Really enjoyed this, a bit outside my usual genre but very fast-paced and interesting. Cayce Pollard is such a likeable and down-to-earth character, it's impossible not to relate to her. Some of the plot twists seem a little random but altogether the story, for me, was stitched together with surprising beauty and precision.
I still don't understand Pale Fire. I still don't know what I think about it or how I feel. I don't like postmodernism for the sake of postmodernism but I do like experimentalism, and I can't decide which is greater. I have my own interpretation of events, that is one of Nabokov's great strengths -- it is virtually impossible not to formulate some idea of what the meaning is. I'd like to be able to have that skill, to basically force readers to make up their own minds. I think Kinbote is one of the best examples of the unreliable narrator that I've ever come across. Kinbote's pretentious waffling was irritating, but what I liked was that I'm sure it was supposed to be. I can't pinpoint what I didn't like, except the uncertainty of reading a whole book and not knowing what to make of it. In that sense the novel is about what I as a reader make of it.
I loved loved loved this book, I really did. Despite having no plot and making no sense, despite how irritating the second-person interjections could have been, I really think it's one of my favourite books that I read this year. I read it on a bus in the snow. Wearing white mittens with grey knitted hearts on them. And that memory is more important than the book itself. Again another book that really highlighted for me what books mean for the readers.
Didn't really get it. I liked parts of it but it didn't come together as a whole for me. I know it's a classic, but I found the ending very unsatisfying. I didn't find the Fireman to be particularly likeable. But overall, yeah, it's a good book, I see that. 3/5 for it's impact on me.
I can't believe I have gone 27 years without reading this. I did really like it, but if I'd read it 10 years ago I would have loved it. I did like the kind of aimlessness of it, he is an incredibly likeable character, but I think that I personally am just a little too old now to really respond to it.
6. Game of Thrones Had me jumping and squirming and cheering at Martin's writing style, giggling in the corridors and shouting "Winter is Coming!" (I still haven't seen the TV series).
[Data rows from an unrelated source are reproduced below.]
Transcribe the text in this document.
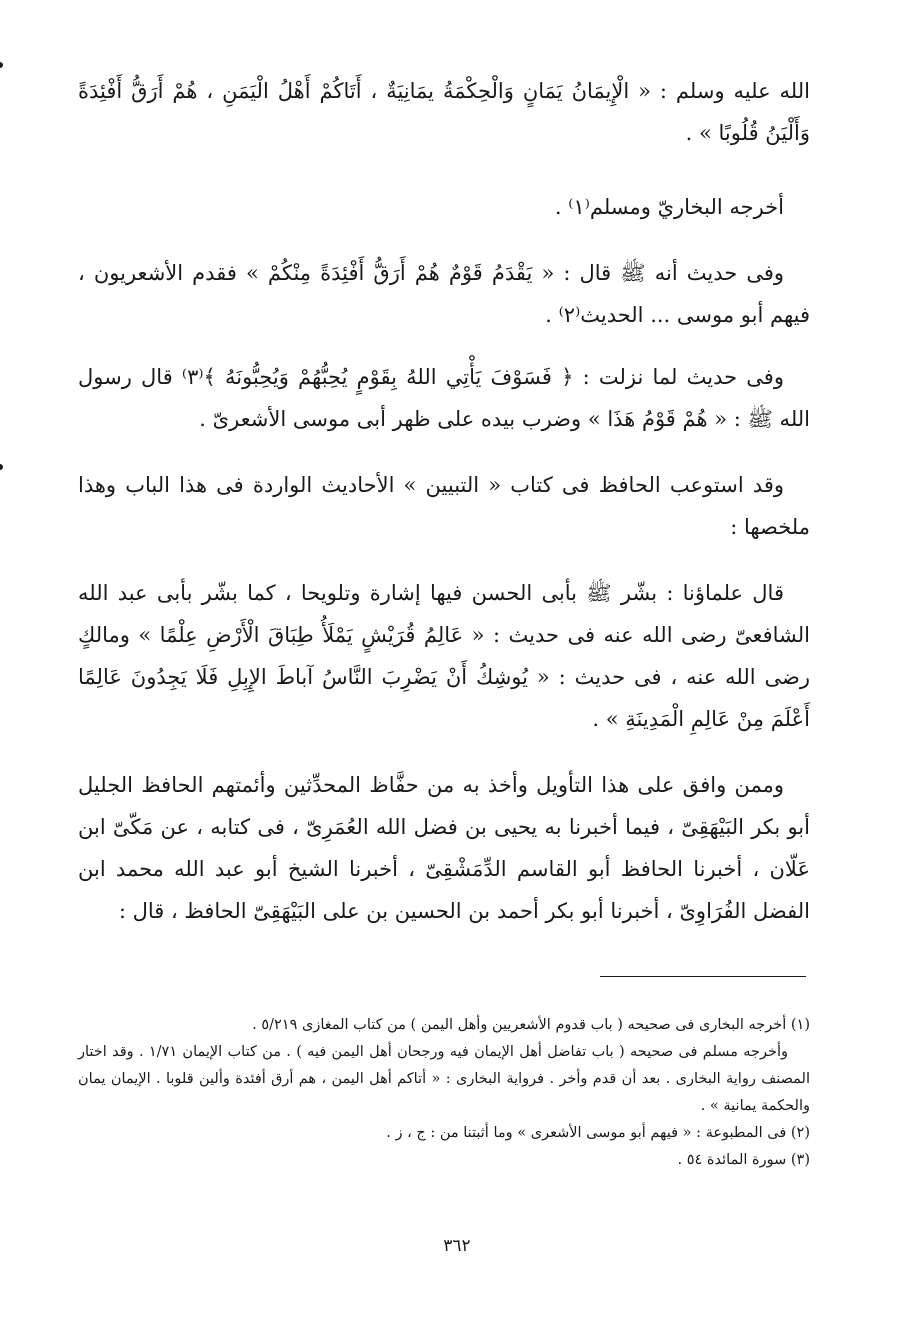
الله عليه وسلم : « الْإِيمَانُ يَمَانٍ وَالْحِكْمَةُ يمَانِيَةٌ ، أَتَاكُمْ أَهْلُ الْيَمَنِ ، هُمْ أَرَقُّ أَفْئِدَةً وَأَلْيَنُ قُلُوبًا » .

أخرجه البخاريّ ومسلم⁽١⁾ .

وفى حديث أنه ﷺ قال : « يَقْدَمُ قَوْمٌ هُمْ أَرَقُّ أَفْئِدَةً مِنْكُمْ » فقدم الأشعريون ، فيهم أبو موسى ... الحديث⁽٢⁾ .

وفى حديث لما نزلت : ﴿ فَسَوْفَ يَأْتِي اللهُ بِقَوْمٍ يُحِبُّهُمْ وَيُحِبُّونَهُ ﴾⁽٣⁾ قال رسول الله ﷺ : « هُمْ قَوْمُ هَذَا » وضرب بيده على ظهر أبى موسى الأشعرىّ .

وقد استوعب الحافظ فى كتاب « التبيين » الأحاديث الواردة فى هذا الباب وهذا ملخصها :

قال علماؤنا : بشّر ﷺ بأبى الحسن فيها إشارة وتلويحا ، كما بشّر بأبى عبد الله الشافعىّ رضى الله عنه فى حديث : « عَالِمُ قُرَيْشٍ يَمْلَأُ طِبَاقَ الْأَرْضِ عِلْمًا » ومالكٍ رضى الله عنه ، فى حديث : « يُوشِكُ أَنْ يَضْرِبَ النَّاسُ آباطَ الإِبِلِ فَلَا يَجِدُونَ عَالِمًا أَعْلَمَ مِنْ عَالِمِ الْمَدِينَةِ » .

وممن وافق على هذا التأويل وأخذ به من حفَّاظ المحدِّثين وأئمتهم الحافظ الجليل أبو بكر البَيْهَقِىّ ، فيما أخبرنا به يحيى بن فضل الله العُمَرِىّ ، فى كتابه ، عن مَكّىّ ابن عَلّان ، أخبرنا الحافظ أبو القاسم الدِّمَشْقِىّ ، أخبرنا الشيخ أبو عبد الله محمد ابن الفضل الفُرَاوِىّ ، أخبرنا أبو بكر أحمد بن الحسين بن على البَيْهَقِىّ الحافظ ، قال :

(١) أخرجه البخارى فى صحيحه ( باب قدوم الأشعريين وأهل اليمن ) من كتاب المغازى ٥/٢١٩ .

وأخرجه مسلم فى صحيحه ( باب تفاضل أهل الإيمان فيه ورجحان أهل اليمن فيه ) . من كتاب الإيمان ١/٧١ . وقد اختار المصنف رواية البخارى . بعد أن قدم وأخر . فرواية البخارى : « أتاكم أهل اليمن ، هم أرق أفئدة وألين قلوبا . الإيمان يمان والحكمة يمانية » .

(٢) فى المطبوعة : « فيهم أبو موسى الأشعرى » وما أثبتنا من : ج ، ز .

(٣) سورة المائدة ٥٤ .

٣٦٢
Awesome. Really had me hooked from the first sentence.
7. Clash of Kings Found this dreadfully boring and I only waded through it because I wanted to reach the third books and get stuck into the action north of the Wall. I don't know why it bored me so much but it felt like reading through very monotonous treacle
8. Storm of Swords Yeah! Much more energetic for me. The first half was great fun and the second was pretty interesting too. I can't remember it in much detail but definitely got a sense of being more connected
9. Feast of Crows I read the whole thing in two days, but by the end of it... I just stopped caring. The characters just reached a point where they no longer felt alive and 3D, but instead they seemed dull, cardboard creations that absolutely belonged on paper. I had preordered Dance with Dragons, and finished Feast of Crows the day before the release date, but I just... couldn't be bothered with it any more. Maybe it's because I basically binge-read the entire series in less than a month, or maybe not.